Competition and Market Regulation
This track invited participants to rethink the role of competition and market regulation against the background of the various transformations in our economy and society.
Transformations in our economy and society are challenging the way competition and markets are being regulated. The increasing digitisation of various industries raises questions about the adequacy of our current competition tools.
- How to define relevant markets when competition takes place in digital conglomerates and ecosystems beyond narrow markets for products or services?
- How to assess anticompetitive effects of practices in multi-sided markets where data, artificial intelligence and machine learning challenge our existing knowledge of how markets work?
- How to deal with the power of platforms that act as regulators by determining the conditions under which business can reach consumers?
The COVID-19 crisis has made these challenges even more visible. While smaller brick-and-mortar businesses are struggling to survive, the big techs have been thriving amid the pandemic, strengthening calls for regulation beyond the existing competition law framework. Due to the ongoing transformations, the current health and economic crisis also makes the need to reflect on the role of competition law to protect non-economic concerns more pressing.
- Can any lessons be drawn from the measures taken during the COVID-19 crisis to relax competition rules to enable cooperation between businesses for other ‘crises’ involving the promotion of sustainability and tackling climate change?
- Will the increased focus on national interests during the COVID-19 crisis lead to a renewed debate on industrial policy and the growth of national champions?
- Is there a need for more proactive competition interventions to protect against exploitative behaviour, such as excessive pricing, which has been on the rise during the crisis?
Topics for discussion
During the track, we will be discussing the following topics::
- Market definition for digital conglomerates and ecosystems
- Notions of market power beyond dominance: economic dependence, paramount significance across markets, significant market status, etc.
- Development of novel theories of harm, including discrimination of businesses and exploitation of consumers
- Desirability of additional regulation for significant or gatekeeping platforms
- Competition, industrial policy, and national champions
- Sustainability, climate change, and competition law
- Health and competition law: excessive pricing, price gouging, pay-for-delay, etc.
- Role of considerations of privacy, democracy, diversity, and innovation in merger review
- Need for changes in procedure and enforcement policy such as the introduction of an ex ante competition tool and the adoption of interim measures
Anu Bradford (Keynote Speaker)
Anu Bradford is Henry L. Moses Professor of Law and International Organization at Columbia Law School. A leading scholar on the EU’s regulatory power and a sought-after commentator on the European Union and Brexit, Anu Bradford coined the term the Brussels Effect to describe the European Union’s outsize influence on global markets. Most recently, she is the author of The Brussels Effect: How the European Union Rules the World (2020), named one of the best books of 2020 by the Foreign Affairs. Bradford is also an expert in international trade law and antitrust law. She spearheads the Comparative Competition Law Project, which has built a comprehensive global data set of antitrust laws and enforcement across time and jurisdictions.
- Anu Bradford, Columbia Law School
The Future of Liberal Democracy in the Era of Surveillance Capitalism and Digital Authoritarianism
Anu Bradford's keynote address examined the ideological origins, social implications, and relative global influence of three contrasting approaches to the digital economy: the technoliberalism of the US, the digital authoritarianism of China, and the digital paternalism of the EU. In particular, the talk focused on how these three regulatory systems - and the digital businesses they encourage and restrict - strengthen or undermine liberal democracy and the individual right to privacy and personal autonomy around the world.

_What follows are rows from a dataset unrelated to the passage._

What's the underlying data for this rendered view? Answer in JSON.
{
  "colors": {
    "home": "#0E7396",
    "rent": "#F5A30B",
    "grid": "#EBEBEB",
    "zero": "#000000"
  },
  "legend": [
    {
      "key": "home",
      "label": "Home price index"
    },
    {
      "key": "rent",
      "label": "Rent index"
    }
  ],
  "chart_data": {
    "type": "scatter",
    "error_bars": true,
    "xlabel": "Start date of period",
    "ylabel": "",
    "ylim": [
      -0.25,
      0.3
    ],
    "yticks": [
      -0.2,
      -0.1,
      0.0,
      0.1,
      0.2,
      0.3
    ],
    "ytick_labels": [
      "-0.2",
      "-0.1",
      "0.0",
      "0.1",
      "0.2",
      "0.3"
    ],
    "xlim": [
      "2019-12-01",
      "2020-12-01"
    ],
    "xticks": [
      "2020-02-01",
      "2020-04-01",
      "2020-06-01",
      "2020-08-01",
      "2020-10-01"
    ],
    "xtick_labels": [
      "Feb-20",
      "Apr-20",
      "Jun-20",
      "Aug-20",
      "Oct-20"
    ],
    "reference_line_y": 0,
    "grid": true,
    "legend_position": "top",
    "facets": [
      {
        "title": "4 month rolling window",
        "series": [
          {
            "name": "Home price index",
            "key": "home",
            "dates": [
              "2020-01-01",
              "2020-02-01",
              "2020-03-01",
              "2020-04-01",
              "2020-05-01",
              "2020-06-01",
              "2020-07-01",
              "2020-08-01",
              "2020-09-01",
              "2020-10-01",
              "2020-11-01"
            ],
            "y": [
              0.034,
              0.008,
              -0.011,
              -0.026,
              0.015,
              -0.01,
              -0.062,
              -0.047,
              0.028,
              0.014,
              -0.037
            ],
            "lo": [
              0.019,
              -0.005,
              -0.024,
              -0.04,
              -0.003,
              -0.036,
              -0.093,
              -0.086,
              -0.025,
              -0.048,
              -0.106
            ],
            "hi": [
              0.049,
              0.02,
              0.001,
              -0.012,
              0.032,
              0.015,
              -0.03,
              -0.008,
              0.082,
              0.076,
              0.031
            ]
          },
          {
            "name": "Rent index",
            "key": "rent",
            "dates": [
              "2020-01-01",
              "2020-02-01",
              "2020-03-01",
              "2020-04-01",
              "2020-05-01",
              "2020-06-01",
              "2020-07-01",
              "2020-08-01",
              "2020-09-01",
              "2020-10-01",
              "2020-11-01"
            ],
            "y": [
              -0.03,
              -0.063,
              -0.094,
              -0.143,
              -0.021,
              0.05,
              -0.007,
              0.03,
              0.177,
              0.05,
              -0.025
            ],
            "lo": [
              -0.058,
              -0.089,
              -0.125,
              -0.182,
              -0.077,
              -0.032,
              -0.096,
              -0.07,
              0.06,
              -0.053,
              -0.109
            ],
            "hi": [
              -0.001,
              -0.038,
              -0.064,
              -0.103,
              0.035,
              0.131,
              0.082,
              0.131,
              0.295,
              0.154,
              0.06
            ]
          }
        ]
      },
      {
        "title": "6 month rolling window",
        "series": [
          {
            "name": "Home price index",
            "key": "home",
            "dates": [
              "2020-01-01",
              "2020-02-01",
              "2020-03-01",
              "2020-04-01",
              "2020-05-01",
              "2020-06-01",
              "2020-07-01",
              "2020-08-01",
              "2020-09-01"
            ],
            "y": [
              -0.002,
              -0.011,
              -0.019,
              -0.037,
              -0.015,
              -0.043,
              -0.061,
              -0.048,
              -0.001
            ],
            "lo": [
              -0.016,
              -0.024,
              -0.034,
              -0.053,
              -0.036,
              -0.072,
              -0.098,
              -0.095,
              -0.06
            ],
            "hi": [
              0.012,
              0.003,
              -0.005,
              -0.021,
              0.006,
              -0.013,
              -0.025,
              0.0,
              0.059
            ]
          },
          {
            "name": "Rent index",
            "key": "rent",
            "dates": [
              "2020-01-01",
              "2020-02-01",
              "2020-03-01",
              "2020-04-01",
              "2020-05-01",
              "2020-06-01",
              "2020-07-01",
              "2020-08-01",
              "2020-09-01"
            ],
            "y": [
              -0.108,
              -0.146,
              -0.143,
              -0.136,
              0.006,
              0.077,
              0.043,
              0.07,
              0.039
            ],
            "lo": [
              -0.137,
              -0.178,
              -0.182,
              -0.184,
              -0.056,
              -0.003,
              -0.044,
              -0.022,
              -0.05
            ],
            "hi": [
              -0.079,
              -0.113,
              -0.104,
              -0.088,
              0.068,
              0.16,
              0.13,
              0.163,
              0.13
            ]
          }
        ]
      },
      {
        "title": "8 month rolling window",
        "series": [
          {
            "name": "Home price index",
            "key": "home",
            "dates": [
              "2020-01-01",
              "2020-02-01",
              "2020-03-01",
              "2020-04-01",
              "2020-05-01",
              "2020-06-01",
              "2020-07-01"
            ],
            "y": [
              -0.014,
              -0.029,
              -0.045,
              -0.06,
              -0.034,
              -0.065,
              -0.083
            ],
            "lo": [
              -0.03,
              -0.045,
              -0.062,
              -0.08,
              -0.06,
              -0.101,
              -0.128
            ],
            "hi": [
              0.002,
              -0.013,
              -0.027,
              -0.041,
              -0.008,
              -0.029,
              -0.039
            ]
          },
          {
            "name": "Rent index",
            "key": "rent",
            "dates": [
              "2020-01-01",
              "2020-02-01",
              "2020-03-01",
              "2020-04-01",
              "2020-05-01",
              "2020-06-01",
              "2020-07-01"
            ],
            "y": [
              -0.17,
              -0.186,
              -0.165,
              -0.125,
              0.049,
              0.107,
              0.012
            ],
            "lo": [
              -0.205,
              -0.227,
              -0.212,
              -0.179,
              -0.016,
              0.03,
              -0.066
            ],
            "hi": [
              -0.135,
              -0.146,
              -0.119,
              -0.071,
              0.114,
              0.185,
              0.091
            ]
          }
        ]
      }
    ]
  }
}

Papers submitted for the track
Some of the presenters in the track have submitted full papers for discussion. You can find their papers here:
- Oscar Borgogno & Giuseppe Colangelo, SEPs Licensing Across the Supply Chain: An Antitrust Perspective
- Wolfgang Kerber & Karsten Zolna, The German Facebook Case: The Law and Economics of the Relationship between Competition and Data Protection Law
- Noga Blickstein Shchory & Michal Gal, Market Power Parasites: Abusing the Power of Digital Intermediaries to Harm Competition
- Thomas Tombal, Data protection and competition law: friends or foes regarding data sharing?
Workshop 'Remedies for Digital Markets'
In the rich conversation on antitrust in the digital economy, remedies are often treated as an afterthought. Recent enforcement and regulatory initiatives do not tell clearly whether the goals of antitrust remedies in the digital economy should be preventative or restorative. And if remedies should be restorative, it is unclear whether antitrust remedies should seek to reengineer digital competition by diversification v commodification v disintermediation or by other mechanics. The remedy question is, however, a preliminary issue that any antitrust process should address, lest it under or over fixes”.